Dass das Thema Kitzrettung nicht nur in der Bauern- und Jägerschaft Beachtung findet, zeigt auch eine Pressemitteilung des NRW-Landtagsabgeordneten Matthias Eggers. In Garbeck machte er sich gemeinsam mit einem Drohnenfliegerteam auf die Pirsch und konnte im Rahmen der Aktion mehrere Rehkitze retten.
Der CDU-Politiker hat lobende Worte für das ehrenamtlich ausgeführte Engagement: „Der Einsatz für das Leben der Tiere ist jedes frühe Aufstehen wert. Die Kombination aus Ehrenamt, moderner Technik und Landwirtschaft zeigt eindrucksvoll, was möglich ist, wenn alle an einem Strang ziehen. Das ist aktiver Tierschutz mit Vorbildfunktion. Wir konnten an diesem Morgen Rehkitze vor dem wahrscheinlich sicheren Tod bewahren“, lobte Eggers Stephan Honert und sein Team.
In diesem Zusammenhang freut er sich auch darüber, dass anscheinend auch das Bundesministerium für Ernährung und Landwirtschaft die Wichtigkeit dieses Dienstes an der heimischen Wildtier-Fauna erkannt hat. Die Drohnenförderung zur Wildtierrettung wird 2025 fortgeführt. Mit dem Förderprogramm können Vereine, Verbände und ehrenamtlich organisierte Initiativen bis zu 60 Prozent der Kosten für Drohnen mit Wärmebildtechnik erstattet bekommen, heißt es in der Pressemitteilung.
„Diese Förderung ist ein starkes Signal an alle, die sich ehrenamtlich engagieren“, so Eggers. „Sie hilft, die wertvolle Arbeit vor Ort zu erleichtern und weiter zu professionalisieren.
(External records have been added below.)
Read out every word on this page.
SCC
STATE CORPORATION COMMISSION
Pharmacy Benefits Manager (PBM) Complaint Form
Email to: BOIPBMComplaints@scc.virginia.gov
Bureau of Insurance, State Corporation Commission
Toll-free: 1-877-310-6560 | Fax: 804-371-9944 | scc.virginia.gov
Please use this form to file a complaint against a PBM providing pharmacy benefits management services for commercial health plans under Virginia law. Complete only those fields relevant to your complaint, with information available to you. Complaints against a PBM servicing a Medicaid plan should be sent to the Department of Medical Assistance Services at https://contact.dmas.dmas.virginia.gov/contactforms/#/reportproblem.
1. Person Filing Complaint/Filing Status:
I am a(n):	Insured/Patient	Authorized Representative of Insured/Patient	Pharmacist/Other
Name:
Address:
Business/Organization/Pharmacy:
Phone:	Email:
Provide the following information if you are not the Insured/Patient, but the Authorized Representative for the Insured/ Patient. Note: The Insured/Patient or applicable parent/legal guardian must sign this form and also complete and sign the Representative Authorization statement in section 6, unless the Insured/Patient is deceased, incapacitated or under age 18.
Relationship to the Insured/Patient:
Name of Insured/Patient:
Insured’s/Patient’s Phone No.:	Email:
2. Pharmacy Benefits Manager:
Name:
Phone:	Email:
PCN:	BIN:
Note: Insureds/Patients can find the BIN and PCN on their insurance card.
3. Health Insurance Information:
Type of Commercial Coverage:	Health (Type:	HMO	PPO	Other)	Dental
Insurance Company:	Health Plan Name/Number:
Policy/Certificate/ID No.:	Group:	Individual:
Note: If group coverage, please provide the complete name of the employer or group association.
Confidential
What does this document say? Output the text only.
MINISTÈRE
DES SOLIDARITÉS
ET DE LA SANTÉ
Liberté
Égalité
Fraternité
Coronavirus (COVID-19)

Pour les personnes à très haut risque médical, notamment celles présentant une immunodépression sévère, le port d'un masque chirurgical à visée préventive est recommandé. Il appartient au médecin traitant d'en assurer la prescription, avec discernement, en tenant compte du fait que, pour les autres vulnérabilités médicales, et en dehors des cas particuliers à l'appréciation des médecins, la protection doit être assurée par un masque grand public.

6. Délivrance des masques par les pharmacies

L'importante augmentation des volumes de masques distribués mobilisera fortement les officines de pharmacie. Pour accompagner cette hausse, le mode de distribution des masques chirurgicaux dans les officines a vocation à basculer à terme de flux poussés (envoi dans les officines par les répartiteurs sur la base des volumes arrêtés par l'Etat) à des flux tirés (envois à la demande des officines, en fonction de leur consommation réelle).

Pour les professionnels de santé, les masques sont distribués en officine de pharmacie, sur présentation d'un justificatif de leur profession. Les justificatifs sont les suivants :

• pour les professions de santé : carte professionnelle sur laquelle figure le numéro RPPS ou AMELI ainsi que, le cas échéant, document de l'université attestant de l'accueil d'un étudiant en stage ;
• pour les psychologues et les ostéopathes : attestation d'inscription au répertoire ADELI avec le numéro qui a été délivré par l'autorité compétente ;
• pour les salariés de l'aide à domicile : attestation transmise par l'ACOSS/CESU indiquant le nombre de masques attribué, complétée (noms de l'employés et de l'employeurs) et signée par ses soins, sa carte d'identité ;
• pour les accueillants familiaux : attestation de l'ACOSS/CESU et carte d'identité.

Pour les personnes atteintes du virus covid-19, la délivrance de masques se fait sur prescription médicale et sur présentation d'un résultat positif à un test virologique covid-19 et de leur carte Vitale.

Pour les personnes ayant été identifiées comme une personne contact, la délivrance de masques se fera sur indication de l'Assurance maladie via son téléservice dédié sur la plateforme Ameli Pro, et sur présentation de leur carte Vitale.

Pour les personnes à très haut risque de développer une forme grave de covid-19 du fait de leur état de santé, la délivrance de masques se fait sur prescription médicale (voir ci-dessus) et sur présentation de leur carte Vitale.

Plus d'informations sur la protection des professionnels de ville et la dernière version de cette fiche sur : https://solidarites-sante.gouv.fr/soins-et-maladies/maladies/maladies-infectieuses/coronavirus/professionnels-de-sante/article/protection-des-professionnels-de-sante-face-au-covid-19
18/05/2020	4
Ich kann nur alle Jägerschaften und landwirtschaftlichen Betriebe im Märkischen Kreis ermutigen, wenn eine Drohne angeschafft werden soll“, appelliert der Abgeordnete an die Verantwortlichen.
In anschaulicher Weise zeigen beim Thema Kitzrettung alle Beteiligten, wie effektiv Projekte vorangetrieben werden können, wenn alle das gleiche Ziel vor Augen haben und dieses jenseits von Grabenkämpfen verfolgen. Politik macht sich für staatliche Mittel stark, die von der Regierung freigegeben werden und Ehrenamt unterstützen, die sich aus Passion und Engagement heraus dafür einsetzen, dass die gemeinsamen Ziele vor Ort umgesetzt werden und diese gleichzeitig im Rahmen der Jugendarbeit für die Zukunft sichern. DP


Titelfoto: Keinen Kontakt mit dem Menschen zu bekommen ist lebenswichtig für das junge Kitz.